For Afshar, who was finally forced to modify his behavior, cutting back meant eating at home, buying things like groceries on sale or at the dollar store, and forgoing pricey celebrations like friends' bachelor parties in Las Vegas. "The ideal lifestyle that you're supposed to be living is really you buying into other people's opinions," he says. "I think most people get into debt because they want to keep up with the Joneses." Afshar's reflection is a lesson some people take a lifetime to learn.
Just Say 'Close!'
For Scott Miller, a sales and marketing professional in Pennsylvania, the problems began before he struggled through a year of unemployment. Miller had tried unsuccessfully to curb his credit card usage and says he'd called his issuers to ask to cancel his cards, but he was rebuffed.
"I just kept trying to close them, and they wound up selling me another card," he says of one encounter. "They convinced me not to close it" by telling him to just pay off the card and then not use it anymore.

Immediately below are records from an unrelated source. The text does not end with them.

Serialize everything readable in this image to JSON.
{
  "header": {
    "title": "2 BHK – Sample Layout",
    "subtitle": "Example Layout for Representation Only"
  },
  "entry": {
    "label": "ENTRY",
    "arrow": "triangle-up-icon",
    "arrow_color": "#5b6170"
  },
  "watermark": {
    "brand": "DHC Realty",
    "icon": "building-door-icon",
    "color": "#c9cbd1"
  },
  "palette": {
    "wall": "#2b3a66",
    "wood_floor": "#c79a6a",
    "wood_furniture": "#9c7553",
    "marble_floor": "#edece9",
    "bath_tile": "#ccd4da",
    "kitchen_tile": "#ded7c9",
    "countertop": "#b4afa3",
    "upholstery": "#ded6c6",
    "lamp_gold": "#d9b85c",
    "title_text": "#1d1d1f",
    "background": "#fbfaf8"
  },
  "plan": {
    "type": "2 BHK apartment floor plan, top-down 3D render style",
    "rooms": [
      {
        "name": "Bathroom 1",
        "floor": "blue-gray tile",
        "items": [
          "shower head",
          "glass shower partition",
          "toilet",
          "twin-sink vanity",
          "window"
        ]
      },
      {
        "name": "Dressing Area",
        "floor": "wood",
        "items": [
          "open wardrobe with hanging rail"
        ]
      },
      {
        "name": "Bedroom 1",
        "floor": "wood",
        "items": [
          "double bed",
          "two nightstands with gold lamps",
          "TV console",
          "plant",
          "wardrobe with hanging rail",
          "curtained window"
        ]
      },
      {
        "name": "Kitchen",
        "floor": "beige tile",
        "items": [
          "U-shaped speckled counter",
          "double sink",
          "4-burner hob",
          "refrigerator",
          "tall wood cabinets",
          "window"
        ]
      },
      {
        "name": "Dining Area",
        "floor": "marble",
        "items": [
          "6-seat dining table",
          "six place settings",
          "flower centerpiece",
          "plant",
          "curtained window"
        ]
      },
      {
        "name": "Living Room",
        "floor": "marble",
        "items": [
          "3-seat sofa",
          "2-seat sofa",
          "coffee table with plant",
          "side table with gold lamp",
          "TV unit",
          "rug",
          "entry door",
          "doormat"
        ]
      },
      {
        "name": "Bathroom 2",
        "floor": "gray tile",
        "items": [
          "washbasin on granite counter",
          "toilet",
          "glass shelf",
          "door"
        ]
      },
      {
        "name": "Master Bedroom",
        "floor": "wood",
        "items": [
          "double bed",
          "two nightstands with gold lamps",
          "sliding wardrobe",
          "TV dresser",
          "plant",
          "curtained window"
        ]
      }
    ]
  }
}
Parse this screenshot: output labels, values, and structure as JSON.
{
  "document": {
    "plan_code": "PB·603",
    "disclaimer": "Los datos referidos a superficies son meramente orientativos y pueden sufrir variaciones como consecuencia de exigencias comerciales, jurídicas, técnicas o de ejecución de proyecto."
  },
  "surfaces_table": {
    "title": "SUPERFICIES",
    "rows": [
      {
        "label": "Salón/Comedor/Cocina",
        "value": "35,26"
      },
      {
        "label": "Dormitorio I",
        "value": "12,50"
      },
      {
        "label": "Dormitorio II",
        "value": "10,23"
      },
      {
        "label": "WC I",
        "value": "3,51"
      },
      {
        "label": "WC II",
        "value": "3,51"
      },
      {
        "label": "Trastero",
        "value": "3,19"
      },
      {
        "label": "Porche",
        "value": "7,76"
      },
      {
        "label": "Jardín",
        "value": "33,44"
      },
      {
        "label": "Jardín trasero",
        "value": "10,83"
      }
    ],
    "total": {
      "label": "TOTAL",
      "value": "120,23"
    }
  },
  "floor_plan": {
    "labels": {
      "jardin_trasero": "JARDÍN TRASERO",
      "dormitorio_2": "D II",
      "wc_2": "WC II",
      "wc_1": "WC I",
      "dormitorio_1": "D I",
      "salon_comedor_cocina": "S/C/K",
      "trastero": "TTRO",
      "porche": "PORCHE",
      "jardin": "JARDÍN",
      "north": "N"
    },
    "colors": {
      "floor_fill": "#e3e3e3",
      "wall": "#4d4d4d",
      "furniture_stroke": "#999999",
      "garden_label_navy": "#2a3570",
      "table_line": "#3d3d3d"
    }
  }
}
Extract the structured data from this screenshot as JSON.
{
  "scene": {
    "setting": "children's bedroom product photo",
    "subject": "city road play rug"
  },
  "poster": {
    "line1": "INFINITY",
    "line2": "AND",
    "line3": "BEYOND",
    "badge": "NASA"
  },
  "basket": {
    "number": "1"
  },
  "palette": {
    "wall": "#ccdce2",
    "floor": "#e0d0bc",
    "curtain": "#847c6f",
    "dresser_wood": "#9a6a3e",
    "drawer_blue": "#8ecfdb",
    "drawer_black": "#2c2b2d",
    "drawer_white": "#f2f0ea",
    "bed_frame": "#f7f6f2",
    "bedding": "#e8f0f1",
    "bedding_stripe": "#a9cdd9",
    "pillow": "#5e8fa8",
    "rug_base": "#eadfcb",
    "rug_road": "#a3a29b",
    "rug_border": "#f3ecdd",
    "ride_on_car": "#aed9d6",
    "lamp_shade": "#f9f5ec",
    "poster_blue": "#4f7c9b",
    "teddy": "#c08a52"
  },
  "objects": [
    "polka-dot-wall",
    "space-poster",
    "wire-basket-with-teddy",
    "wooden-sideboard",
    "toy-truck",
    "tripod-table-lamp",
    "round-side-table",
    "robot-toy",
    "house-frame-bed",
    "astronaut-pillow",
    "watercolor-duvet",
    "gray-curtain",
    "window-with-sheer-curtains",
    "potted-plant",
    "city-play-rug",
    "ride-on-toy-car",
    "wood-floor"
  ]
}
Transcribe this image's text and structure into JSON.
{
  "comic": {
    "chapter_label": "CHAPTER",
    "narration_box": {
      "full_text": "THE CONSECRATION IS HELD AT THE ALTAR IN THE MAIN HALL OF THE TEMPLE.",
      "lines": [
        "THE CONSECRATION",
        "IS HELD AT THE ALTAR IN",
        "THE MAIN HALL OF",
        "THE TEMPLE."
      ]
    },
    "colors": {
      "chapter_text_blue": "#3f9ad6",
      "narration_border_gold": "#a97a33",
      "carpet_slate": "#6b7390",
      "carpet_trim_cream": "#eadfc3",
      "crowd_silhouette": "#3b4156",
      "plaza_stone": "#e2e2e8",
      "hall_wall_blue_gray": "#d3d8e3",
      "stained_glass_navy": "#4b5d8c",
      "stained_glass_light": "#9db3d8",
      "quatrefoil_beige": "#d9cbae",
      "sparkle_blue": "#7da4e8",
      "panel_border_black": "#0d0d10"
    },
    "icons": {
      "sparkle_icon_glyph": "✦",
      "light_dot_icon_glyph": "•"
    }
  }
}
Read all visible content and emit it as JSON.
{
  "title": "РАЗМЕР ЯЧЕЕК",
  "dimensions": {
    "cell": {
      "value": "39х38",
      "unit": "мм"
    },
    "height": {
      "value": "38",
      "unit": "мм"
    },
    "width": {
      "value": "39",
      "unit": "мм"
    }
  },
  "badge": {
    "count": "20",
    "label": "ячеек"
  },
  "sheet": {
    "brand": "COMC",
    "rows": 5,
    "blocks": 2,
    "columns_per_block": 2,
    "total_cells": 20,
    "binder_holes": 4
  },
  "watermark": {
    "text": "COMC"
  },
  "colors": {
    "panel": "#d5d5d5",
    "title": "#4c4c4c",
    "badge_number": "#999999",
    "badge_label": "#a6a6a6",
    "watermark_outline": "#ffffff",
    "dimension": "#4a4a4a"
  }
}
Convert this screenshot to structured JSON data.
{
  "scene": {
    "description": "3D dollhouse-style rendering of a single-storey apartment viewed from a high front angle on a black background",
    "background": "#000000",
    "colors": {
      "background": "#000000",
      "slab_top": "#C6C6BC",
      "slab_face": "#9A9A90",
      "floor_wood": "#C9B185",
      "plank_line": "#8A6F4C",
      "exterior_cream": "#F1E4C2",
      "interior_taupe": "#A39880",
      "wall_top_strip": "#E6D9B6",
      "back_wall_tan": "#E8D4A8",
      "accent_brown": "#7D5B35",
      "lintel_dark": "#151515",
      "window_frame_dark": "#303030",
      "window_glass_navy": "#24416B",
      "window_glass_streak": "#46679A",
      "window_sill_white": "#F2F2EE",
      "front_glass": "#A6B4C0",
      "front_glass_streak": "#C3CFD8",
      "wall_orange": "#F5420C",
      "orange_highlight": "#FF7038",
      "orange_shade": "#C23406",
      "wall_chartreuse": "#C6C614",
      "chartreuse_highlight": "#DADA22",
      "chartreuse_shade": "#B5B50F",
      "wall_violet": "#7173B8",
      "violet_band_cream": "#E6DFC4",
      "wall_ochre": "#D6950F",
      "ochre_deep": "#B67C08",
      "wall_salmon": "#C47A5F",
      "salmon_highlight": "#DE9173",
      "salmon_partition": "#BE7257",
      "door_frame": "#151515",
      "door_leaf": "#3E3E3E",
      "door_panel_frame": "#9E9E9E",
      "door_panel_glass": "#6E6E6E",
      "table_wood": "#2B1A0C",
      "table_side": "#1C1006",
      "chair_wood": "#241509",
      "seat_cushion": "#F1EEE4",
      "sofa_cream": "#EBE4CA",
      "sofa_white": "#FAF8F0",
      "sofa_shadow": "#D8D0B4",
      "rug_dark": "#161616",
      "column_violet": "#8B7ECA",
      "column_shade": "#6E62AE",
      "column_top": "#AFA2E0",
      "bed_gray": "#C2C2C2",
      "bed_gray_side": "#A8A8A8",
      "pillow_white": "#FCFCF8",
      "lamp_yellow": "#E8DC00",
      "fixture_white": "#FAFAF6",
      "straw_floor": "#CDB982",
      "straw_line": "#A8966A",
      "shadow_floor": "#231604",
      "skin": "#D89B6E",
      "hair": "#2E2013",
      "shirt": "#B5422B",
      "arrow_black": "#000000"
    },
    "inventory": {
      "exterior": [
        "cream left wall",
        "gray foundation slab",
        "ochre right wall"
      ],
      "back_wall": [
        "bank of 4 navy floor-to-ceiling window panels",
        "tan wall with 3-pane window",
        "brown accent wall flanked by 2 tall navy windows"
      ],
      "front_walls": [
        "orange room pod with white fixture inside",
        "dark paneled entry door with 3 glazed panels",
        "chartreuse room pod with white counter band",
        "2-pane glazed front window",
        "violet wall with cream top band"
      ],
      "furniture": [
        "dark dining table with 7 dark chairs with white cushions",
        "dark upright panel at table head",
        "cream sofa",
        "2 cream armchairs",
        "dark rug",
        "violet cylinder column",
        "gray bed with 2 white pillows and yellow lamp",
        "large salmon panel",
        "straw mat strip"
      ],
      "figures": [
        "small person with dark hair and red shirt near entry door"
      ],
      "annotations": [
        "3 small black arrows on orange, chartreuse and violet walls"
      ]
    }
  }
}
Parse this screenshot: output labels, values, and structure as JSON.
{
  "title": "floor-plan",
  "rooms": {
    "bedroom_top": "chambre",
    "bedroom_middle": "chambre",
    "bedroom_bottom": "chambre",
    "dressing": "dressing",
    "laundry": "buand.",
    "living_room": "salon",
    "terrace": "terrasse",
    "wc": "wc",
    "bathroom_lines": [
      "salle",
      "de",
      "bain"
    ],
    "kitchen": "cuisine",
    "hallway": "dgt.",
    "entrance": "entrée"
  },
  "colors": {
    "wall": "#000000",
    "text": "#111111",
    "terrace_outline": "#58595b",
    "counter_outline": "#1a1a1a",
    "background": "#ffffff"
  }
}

The problem with that? "I put them in drawers, but then I'd just take them out," he says of his efforts to curb the itch to swipe. "If they were active, I used them."
This is exactly what the card companies count on, says John Ulzheimer, president of consumer education for SmartCredit.com. "If they're not agreeing to allow you to lower the limit or close the card, you have to be a little bit of a bull in a china shop," he says. "Be forceful about it. They can't make you keep it open."
Ulzheimer says it's important for all of us to keep on message when speaking to credit card customer service reps. Tell them you want to close a card or lower a credit limit, but don't tell them why. Explaining the reason doesn't help you and it could backfire if you spill and tell them you can't handle credit or you get into trouble managing money.
Miller finally acknowledged that he needed to get help when his debt on eight credit cards grew to $60,000 back in 2003. He sought out a debt management organization that negotiated lower interest rates (Miller says he was paying 29% on some cards) and set him up on a payoff schedule.
Today, Miller says he doesn't even have a credit card; he uses cash for everyday purchases, and has a debit card for online purchases and the like. "It was a huge change in lifestyle," he acknowledges.
Miller adds, though, that the feeling of relief of no longer drowning in debt was well worth the hard work it took to reach fiscal solvency, a sentiment echoed by Wolter.
She says, "I feel much more responsible, and I'm not nervous the way I used to be because there's nothing hanging over my head."